The teams most likely to use social tools within the organization? Communications, human resources, marketing, IT, and operations/production.
The rankings and data will shift over time as the use of social tools becomes more integrated into business processes. Other tools will continue to land in the “no plans” list due to the lack of applicability to most business tasks. Early adopters will bring new tools into the business environment. Some will stay, some will go.
Audio podcasts were the big deal just a few years ago. Now, video blogging has jumped ahead – it’s easy to do with built-in cameras and the visual component helps people retain information. It may be virtual eye contact, but it adds to the experience. But podcasts likely lead the way. Video just made it better.
Get past the name and many of the tools tagged as social can truly enhance collaboration. In some cases, companies are actually abandoning e-mail for instant messaging and collaborative workspaces. I know that I’d much rather type a quick IM than pick up my phone.
The tools we use are evolving and the way we work evolves with them. It’s hard to imagine walking downstairs to the mailroom to pick up my mail every afternoon, then getting a paper cut putting my response in an envelope. But that’s what we did. Now the same exchange can take less than a day over e-mail or maybe five minutes over instant messaging.

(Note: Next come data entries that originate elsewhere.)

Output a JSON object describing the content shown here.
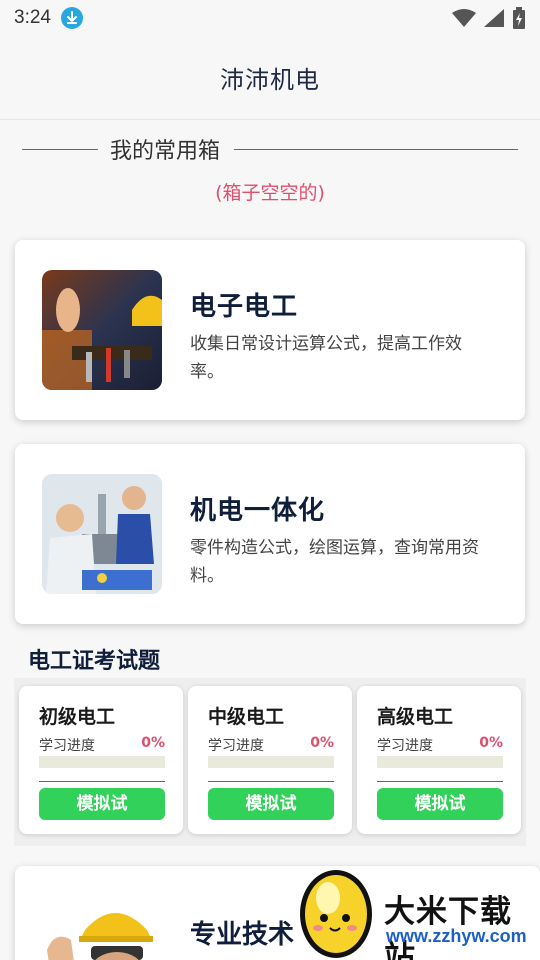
{
  "status_bar": {
    "time": "3:24",
    "icons": [
      "download-icon",
      "wifi-icon",
      "signal-icon",
      "battery-icon"
    ]
  },
  "header": {
    "title": "沛沛机电"
  },
  "toolbox": {
    "title": "我的常用箱",
    "empty_hint": "(箱子空空的)"
  },
  "features": [
    {
      "title": "电子电工",
      "desc": "收集日常设计运算公式，提高工作效率。",
      "image": "electrician-tool-belt-photo"
    },
    {
      "title": "机电一体化",
      "desc": "零件构造公式，绘图运算，查询常用资料。",
      "image": "mechatronics-workers-photo"
    }
  ],
  "exams": {
    "title": "电工证考试题",
    "items": [
      {
        "level": "初级电工",
        "progress_label": "学习进度",
        "progress": "0%",
        "button": "模拟试"
      },
      {
        "level": "中级电工",
        "progress_label": "学习进度",
        "progress": "0%",
        "button": "模拟试"
      },
      {
        "level": "高级电工",
        "progress_label": "学习进度",
        "progress": "0%",
        "button": "模拟试"
      }
    ]
  },
  "bottom_card": {
    "title": "专业技术",
    "image": "hardhat-worker-photo"
  },
  "watermark": {
    "text": "大米下载站",
    "url": "www.zzhyw.com"
  },
  "colors": {
    "accent_pink": "#e0506e",
    "button_green": "#31d15a",
    "title_navy": "#0f1e3a"
  }
}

Social tools encourage interaction. Instead of one-to-one communication or meetings about meetings to get ready for meetings, we can use web conferencing, collaborative workspaces, discussion forums, group chats, and all sorts of other ways to work together.
Take a look at your to-do list. How many things on it require interaction with other people? Are you using the best tools available to communicate, share, work with those people? Maybe, just maybe, there’s room for improvement.